Der Roman erzählt die Geschichte von Emmet, der nach einem Aufenthalt in einer Besserungsanstalt für jugendliche Straftäter, mit seinem kleinen Bruder den Plan fasst, vom mittleren Westen nach Kalifornien zu fahren und dort nach ihrer Mutter zu suchen, die sie die Familie vor Jahren verlassen hat.
Dann tauchen auf ihrer Farm jedoch zwei Jungs auf, mit denen Emmet zusammen eingesperrt war: der eigene Wooly und der äußerst non-chalante, impulsive Duchess (da wir vor kurzem erst über "We begin at the End" gesprochen hatten, mit einer Protagonistin die ebenfalls Duchess heißt, brauchte ich ein paar Seiten, um zu schnallen, dass er ein Junge ist

Wobei ja eigentlich klar ist, dass solche Besserungsanstalten nicht unisex sind.). Sie haben sich rausgeschmuggelt und haben den völlig gegensätzlichen Plan nach New York zu fahren, da sie dort den Nachlass für Wooly, den seine reiche Familie für ihn bereithält, unter den Nagel reißen wollen. Durch eine Verkettung von Umständen sind die vier, nicht immer zusammen, schließlich nach New York unterwegs.
Das Buch ist meist aus Emmets und Duchess' Sicht geschrieben (bei Zweiterem als Ich-Erzähler, was sich durch seinen kernigen, flachsigen Ton sehr gut lesen lässt), aber immer wieder auch aus der Perspektive anderer Charaktere, sodass gerne dasselbe Ereignis aus verschiedenen Blickwinkel beleuchtet wird. Natürlich nimmt ihre Reise unfassbar viele Haken und Abzweigungen, wodurch das klassische Roadmovie-Feeling immer wieder erweitert wird. Ein großer Teil findet zum Beispiel auf einer Zugstrecke statt. Auch sonst nimmt die Geschichte eine Entwicklung, die man so am Anfang nicht zwingen erwarten würde.

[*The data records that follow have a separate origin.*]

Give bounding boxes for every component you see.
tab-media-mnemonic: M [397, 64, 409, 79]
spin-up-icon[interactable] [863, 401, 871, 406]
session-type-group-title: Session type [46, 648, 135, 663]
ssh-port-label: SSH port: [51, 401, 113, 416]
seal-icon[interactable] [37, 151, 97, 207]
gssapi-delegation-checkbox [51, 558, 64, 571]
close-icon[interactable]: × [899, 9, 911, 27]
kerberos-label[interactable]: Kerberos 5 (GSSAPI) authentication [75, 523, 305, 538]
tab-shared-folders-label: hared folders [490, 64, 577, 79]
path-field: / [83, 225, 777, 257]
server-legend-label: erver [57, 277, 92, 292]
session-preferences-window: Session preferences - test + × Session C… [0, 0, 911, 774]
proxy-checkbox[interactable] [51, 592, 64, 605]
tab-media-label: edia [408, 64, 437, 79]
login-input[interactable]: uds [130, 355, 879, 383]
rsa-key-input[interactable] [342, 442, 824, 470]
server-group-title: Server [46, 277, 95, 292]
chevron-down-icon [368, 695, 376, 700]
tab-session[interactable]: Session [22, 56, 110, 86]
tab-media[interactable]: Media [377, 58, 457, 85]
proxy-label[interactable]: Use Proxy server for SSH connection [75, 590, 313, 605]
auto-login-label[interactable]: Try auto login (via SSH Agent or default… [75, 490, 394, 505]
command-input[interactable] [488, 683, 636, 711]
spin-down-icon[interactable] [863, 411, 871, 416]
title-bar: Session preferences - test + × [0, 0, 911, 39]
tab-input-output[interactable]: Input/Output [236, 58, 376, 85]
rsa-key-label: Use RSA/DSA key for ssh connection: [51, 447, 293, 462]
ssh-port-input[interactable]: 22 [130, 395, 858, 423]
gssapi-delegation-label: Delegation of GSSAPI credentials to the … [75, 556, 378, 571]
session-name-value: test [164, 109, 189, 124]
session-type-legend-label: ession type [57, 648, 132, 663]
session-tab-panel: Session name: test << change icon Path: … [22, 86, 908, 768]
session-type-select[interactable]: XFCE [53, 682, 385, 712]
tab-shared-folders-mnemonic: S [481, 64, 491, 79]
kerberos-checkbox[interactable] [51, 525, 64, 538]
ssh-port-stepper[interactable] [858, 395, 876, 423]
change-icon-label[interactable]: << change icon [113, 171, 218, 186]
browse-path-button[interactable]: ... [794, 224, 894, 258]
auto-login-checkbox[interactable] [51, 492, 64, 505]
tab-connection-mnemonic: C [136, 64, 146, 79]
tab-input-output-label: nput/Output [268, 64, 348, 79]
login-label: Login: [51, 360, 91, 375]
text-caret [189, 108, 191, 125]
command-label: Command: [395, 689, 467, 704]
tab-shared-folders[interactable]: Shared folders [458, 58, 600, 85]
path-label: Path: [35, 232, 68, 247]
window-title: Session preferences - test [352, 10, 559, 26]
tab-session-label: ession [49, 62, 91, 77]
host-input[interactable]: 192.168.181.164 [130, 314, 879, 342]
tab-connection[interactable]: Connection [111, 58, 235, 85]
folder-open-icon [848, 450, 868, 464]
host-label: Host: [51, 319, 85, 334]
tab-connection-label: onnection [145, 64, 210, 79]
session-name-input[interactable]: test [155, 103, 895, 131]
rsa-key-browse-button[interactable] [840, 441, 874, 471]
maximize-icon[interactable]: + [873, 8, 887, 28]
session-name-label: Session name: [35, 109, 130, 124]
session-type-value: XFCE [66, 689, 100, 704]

Zusammengefasst lässt sich "The Lincoln Highway" richtig gut weglesen, mit toll ausgearbeiteten Charakteren, besagter überraschender, düsterer Tiefe und ein paar ganz schönen formellen Ideen. Amor Towles versucht sich auch an einige Referenzen an die ganz großen literarischen Werke wie die Oddysee und baut auch eine Brücke zu Shakespeare, da Duchess' Vater ein abgehalfterter Theaterschauspieler ist, die manchmal ein bisschen viel sind, angesichts der jungen Protagonisten, aber das ist schon okay.